Com isso, o texto “Para ser pilar é preciso não se mover. Assim nos quer a Igreja”, publicado no dia 18 de abril de 2018, pode ser usado como exemplo porque explora de forma clara a estrutura patriarcal presente na instituição católica (Pereira, 2018b). O texto relata a reunião, convocada pelo Papa Francisco, da Pontifícia Comissão para a América Latina, ocorrida nos dias 6 a 9 de março de 2018 no Vaticano, com o objetivo de discorrer sobre a relação entre a mulher e a Igreja Católica. Em um primeiro momento, a autora do artigo começa a questionar o uso singular do termo “mulher”, e, em um segundo momento, a crítica se volta para o documento final produzido no encontro, que reafirma a mulher como o “pilar” para a construção e consolidação da Igreja e da sociedade latino-americana. A designação da mulher como “pilar” é compreendida em uma perspectiva de naturalização do papel feminino desde a preservação da família, passando por maternidade, os trabalhos de cuidado, estendendo-se até a orientação dos fiéis. A figura de Maria também foi constantemente evocada para reforçar os papéis de mãe e de esposa.

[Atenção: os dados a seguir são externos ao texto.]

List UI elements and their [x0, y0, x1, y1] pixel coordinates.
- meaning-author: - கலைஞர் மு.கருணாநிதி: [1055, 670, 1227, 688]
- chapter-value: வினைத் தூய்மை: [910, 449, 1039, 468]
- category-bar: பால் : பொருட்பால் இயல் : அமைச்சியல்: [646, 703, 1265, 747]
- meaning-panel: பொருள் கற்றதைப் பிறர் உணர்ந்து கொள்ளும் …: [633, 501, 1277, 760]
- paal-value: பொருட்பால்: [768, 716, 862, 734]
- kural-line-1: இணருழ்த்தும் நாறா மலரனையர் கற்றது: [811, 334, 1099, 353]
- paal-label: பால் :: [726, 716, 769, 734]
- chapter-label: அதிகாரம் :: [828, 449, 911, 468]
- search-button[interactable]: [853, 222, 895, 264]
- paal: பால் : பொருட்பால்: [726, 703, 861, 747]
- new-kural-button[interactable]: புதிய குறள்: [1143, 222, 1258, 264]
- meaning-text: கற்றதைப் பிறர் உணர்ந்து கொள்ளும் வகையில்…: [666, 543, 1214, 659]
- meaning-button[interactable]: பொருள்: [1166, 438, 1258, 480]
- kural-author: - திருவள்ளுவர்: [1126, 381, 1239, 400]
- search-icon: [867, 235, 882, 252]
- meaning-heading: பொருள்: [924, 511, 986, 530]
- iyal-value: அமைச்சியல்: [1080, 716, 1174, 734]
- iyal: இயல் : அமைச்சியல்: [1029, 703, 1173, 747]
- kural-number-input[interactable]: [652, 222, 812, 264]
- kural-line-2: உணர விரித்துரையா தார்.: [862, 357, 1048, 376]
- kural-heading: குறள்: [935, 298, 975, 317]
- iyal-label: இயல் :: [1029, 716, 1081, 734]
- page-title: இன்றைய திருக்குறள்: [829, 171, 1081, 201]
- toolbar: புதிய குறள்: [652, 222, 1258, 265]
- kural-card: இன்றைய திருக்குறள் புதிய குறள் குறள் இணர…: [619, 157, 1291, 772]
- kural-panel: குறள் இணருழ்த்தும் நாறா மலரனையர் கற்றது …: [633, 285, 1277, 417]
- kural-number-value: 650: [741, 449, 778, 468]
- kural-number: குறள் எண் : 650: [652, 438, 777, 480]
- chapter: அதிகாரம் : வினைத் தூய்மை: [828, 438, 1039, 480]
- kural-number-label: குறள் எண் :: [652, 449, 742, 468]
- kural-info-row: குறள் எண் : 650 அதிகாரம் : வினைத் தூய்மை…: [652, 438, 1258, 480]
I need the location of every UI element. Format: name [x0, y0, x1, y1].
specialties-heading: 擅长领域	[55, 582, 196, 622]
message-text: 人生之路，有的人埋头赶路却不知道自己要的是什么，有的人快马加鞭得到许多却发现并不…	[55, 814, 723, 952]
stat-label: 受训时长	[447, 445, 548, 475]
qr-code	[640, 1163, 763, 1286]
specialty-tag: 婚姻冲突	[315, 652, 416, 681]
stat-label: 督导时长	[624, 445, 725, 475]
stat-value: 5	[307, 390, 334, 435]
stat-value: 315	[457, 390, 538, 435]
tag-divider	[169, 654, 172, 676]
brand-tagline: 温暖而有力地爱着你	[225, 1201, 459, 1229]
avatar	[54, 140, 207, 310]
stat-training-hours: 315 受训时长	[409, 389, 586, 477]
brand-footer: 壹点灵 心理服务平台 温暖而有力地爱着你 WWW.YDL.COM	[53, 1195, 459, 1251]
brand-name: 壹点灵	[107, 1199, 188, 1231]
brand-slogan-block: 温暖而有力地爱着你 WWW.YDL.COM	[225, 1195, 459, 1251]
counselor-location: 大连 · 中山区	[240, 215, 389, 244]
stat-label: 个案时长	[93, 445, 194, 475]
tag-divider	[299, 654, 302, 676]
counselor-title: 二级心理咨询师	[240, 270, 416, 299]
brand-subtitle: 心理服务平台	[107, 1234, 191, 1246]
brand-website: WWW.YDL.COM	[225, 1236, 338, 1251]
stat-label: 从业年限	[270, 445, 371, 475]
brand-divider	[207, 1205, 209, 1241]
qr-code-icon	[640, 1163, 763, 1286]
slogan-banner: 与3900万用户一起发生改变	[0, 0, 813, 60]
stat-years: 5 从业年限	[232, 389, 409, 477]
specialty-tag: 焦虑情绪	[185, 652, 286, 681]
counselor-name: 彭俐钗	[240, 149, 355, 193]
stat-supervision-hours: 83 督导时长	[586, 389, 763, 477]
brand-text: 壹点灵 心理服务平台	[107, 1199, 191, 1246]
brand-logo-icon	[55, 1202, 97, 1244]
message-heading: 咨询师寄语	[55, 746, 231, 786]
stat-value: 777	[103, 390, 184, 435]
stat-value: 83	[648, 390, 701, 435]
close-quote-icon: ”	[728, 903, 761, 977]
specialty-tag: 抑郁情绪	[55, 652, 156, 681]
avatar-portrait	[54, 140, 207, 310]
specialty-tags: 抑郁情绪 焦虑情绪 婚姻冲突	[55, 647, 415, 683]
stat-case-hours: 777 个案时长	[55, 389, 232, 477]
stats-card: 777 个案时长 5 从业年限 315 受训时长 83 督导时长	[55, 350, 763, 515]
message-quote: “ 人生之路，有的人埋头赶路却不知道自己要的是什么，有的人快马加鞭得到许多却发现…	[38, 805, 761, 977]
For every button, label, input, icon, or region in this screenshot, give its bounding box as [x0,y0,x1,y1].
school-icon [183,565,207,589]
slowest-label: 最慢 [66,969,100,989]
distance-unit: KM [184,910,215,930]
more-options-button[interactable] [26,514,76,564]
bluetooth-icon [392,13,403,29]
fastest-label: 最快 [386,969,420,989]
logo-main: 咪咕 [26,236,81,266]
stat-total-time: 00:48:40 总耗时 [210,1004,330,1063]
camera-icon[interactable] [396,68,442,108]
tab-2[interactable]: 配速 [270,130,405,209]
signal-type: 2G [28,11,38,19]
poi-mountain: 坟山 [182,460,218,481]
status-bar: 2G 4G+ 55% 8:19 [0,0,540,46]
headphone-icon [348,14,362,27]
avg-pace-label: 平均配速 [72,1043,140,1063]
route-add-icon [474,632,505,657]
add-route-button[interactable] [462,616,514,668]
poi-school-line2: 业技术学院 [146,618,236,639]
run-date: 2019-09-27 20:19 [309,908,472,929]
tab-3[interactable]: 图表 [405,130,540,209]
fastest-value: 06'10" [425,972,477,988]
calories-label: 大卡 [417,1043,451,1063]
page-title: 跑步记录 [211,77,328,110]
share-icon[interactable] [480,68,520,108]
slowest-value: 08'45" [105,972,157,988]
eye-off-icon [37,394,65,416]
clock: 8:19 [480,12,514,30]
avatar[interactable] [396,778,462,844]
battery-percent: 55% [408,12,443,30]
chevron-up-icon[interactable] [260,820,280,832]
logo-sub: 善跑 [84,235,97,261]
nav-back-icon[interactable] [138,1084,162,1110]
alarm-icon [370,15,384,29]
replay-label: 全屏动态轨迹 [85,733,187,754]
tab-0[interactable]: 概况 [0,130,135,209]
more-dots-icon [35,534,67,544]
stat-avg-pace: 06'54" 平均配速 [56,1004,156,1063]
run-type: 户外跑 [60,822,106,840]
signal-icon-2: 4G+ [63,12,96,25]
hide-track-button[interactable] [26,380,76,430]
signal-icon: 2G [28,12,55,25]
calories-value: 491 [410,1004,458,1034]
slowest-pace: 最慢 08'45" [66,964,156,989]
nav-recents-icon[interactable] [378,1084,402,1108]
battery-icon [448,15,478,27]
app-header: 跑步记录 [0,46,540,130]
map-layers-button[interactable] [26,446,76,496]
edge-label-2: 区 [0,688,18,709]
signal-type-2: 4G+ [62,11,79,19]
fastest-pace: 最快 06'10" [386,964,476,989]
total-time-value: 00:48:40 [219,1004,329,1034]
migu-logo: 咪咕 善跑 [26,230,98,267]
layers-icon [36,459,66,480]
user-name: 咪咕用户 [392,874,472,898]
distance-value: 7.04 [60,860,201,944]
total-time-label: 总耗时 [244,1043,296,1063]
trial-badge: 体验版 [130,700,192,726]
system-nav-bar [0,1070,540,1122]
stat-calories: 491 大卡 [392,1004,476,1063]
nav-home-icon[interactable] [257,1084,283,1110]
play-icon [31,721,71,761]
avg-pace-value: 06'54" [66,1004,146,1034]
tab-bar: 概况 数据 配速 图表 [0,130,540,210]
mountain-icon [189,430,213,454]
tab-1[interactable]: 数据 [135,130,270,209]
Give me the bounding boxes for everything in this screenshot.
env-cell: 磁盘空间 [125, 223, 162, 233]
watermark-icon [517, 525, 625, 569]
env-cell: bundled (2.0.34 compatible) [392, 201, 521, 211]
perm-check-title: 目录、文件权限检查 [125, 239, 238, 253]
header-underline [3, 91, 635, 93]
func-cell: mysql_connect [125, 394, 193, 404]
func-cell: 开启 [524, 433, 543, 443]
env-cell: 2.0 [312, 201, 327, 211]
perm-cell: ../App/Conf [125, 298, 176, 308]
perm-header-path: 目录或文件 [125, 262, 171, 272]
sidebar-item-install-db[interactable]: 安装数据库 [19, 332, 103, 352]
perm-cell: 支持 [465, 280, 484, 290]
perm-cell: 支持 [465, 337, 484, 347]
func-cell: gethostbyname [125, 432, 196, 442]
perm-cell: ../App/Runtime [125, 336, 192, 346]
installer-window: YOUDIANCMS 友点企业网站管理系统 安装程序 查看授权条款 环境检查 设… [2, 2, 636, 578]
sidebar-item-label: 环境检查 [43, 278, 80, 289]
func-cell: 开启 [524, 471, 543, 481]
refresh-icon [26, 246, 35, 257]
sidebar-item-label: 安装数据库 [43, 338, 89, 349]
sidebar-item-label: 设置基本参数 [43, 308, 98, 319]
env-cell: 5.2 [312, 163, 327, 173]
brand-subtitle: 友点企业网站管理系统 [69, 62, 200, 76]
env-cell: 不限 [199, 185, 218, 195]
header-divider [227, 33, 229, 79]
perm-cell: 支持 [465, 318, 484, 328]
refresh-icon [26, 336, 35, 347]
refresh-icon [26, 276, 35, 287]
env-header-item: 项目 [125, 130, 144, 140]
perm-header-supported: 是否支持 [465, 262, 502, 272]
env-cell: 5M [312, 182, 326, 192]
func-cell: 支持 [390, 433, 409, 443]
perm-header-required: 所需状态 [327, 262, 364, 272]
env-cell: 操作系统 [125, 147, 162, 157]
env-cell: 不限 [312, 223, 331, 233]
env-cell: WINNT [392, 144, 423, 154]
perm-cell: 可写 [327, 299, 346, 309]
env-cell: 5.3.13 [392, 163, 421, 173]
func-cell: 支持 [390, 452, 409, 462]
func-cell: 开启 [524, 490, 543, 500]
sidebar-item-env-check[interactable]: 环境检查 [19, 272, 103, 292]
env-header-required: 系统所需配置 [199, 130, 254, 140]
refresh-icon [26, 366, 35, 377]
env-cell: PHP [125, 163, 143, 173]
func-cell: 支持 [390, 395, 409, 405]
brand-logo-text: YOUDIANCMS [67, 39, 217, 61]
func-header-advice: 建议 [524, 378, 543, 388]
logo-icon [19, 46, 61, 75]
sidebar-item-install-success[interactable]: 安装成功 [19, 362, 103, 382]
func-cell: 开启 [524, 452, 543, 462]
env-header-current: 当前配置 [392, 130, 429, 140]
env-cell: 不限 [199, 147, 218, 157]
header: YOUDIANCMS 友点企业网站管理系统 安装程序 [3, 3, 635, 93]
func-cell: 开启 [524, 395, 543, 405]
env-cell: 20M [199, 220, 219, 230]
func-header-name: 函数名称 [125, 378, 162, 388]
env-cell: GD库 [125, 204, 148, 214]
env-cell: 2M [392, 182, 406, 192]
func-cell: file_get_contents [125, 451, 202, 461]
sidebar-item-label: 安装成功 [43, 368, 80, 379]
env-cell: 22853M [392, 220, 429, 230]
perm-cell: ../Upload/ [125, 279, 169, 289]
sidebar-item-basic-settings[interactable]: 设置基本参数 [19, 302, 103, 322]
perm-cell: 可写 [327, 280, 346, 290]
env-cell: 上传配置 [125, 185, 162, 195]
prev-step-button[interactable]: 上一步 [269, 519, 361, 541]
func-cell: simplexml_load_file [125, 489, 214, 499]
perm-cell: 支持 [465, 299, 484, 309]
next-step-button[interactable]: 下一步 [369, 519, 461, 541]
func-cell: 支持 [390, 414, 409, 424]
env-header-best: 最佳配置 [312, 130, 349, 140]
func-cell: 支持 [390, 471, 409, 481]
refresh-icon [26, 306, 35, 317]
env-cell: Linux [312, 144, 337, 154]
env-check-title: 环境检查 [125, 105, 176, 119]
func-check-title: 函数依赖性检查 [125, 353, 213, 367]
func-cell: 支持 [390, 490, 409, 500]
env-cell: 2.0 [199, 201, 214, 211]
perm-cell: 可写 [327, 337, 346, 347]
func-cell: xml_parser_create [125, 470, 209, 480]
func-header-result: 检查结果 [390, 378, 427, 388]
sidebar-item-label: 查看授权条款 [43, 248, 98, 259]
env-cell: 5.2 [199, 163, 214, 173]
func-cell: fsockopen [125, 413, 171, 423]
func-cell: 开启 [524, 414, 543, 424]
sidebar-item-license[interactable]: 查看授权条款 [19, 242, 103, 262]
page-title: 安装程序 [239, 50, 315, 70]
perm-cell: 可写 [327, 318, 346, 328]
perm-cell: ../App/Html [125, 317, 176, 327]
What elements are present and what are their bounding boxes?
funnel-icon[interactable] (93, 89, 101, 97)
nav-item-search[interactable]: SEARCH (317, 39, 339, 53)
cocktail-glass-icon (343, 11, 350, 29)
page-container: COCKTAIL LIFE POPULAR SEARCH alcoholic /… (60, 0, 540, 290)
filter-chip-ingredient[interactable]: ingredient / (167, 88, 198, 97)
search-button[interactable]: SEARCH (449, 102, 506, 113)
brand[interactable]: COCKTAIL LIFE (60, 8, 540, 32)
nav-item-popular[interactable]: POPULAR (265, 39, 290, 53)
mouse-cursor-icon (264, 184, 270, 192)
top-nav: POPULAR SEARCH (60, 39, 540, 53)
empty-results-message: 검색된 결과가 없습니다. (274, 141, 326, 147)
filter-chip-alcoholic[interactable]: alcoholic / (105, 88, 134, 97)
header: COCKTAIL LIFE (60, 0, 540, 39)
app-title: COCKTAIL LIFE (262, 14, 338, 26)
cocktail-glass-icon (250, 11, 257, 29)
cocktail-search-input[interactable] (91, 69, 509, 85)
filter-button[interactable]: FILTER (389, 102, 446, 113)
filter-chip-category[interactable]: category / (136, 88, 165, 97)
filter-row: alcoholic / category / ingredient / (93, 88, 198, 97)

Com isso, Gisele Pereira (2018) afirma que a Igreja estuda a possibilidade de realizar um sínodo sobre “a mulher na vida e na missão da Igreja” a partir do resultado do documento da reunião de março, indicando mais uma vez a ausência de mudanças das posturas sexistas da instituição católica. Mesmo com a chegada do Papa Francisco, tratado na imprensa como um ator progressista – apresentado como um Papa que retornou às origens de uma Igreja voltada para os pobres –, a postura do Pontífice com relação às mulheres, direitos reprodutivos e sexuais permanece conservadora (Rosado, 2013; Vaggione, 2017).

O tema da violência de gênero também é assunto recorrente nos artigos, associado pelas autoras com feminicídio, patriarcado, cultura do estupro e fundamentalismo religioso. Os textos seguem com uma pauta na qual, advindos da tradição católica, os setores conservadores e fundamentalistas cristãos reforçam o patriarcado silenciando as desigualdades de gênero e, assim, a violência. Eles também apontam para o desmantelamento e para as descontinuidades de políticas públicas voltadas para a promoção da igualdade de gênero em áreas como educação e saúde.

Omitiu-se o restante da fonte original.